The first 14 years of his life spent Lister in his native England. Then, his family emigrated to America, where they settled in Tacoma, Washington Territory. An uncle of Lister was mayor in this city. Ernest Lister soon operated a foundry and a wood processing factory.
At the beginning of his political career, Lister joined the Populist Party on. In 1894 he was elected to the City Council of Tacoma and 1896 he was campaign manager of Governor John Rogers. After Rogers' election victory Lister was rewarded for his efforts with the appointment of the chairman of a Supervisory who exercised supervision over the welfare program of the state.

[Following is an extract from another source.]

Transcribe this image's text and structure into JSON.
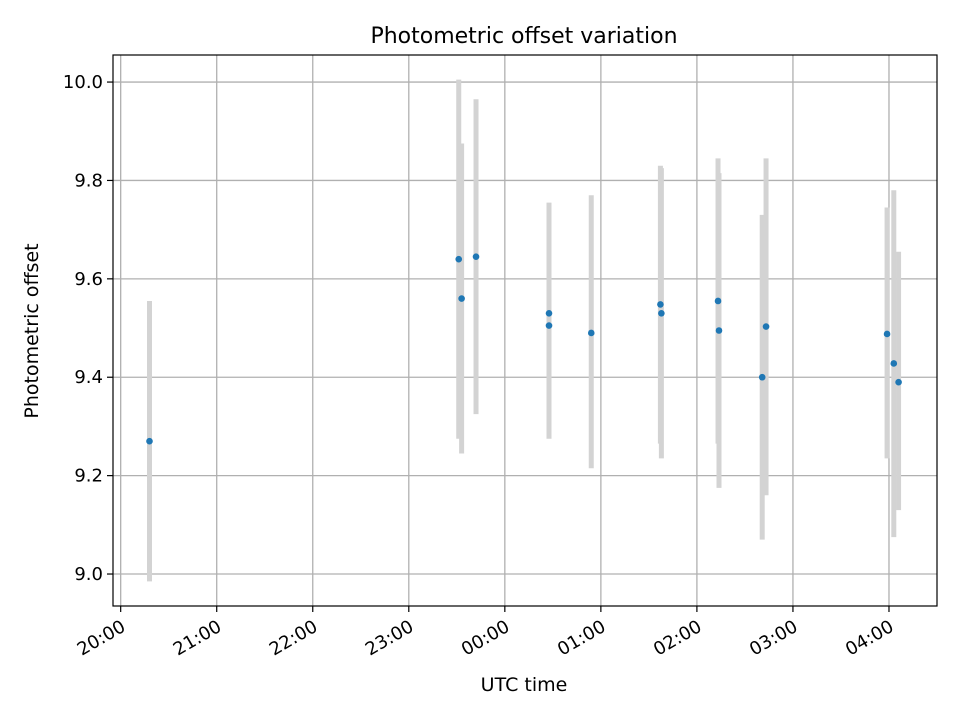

When the Populist Party in the years merged more and more with the Democratic Party just before the turn of the century, were both Rogers and Lister at this party. In 1912, Lister was running for his party's nomination for the upcoming gubernatorial election. However, it did not prevail in the primaries. Only when was declared shortly before the actual election the Democratic candidate ineligible, Lister moved then still the top candidate of his party on. Then he also managed to win the election for governor. However, it should be the only Democrat who was elected this year in a political office in Washington State. Accordingly, he had in the following years in a difficult position against the opposition.
Governor of Washington
Ernest Lister took up his new post on January 11, 1913. As Governor, he stood up for the interests of agriculture. So he promoted irrigation systems and measures for clearing of farmland. At the same time, he supported a government insurance for industrial accidents and vetoed a bill of the State Parliament one that would have deprived the members of the Industrial Workers of the World citizens' rights. His efforts it is due to that the eight-hour day on the northwest coast of the United States found its way. In 1916, Lister was confirmed by the voters in his office; again he was the only candidate of the Democratic Party, who won an official position. His second term was overshadowed by the events of the First World War, in which the United States were involved since April 1917. Also in Washington State, the production was switched to the armament requirement. The U.S. Army founded 1917, the Fort Lewis.
During his second term, Lister became seriously ill and died on June 14, 1919, on the eve of his 49th birthday. The remainder of his term as governor had to finish Deputy Governor Louis F. Hart. Ernest Lister was married to Alma Thornton, with whom he had two children.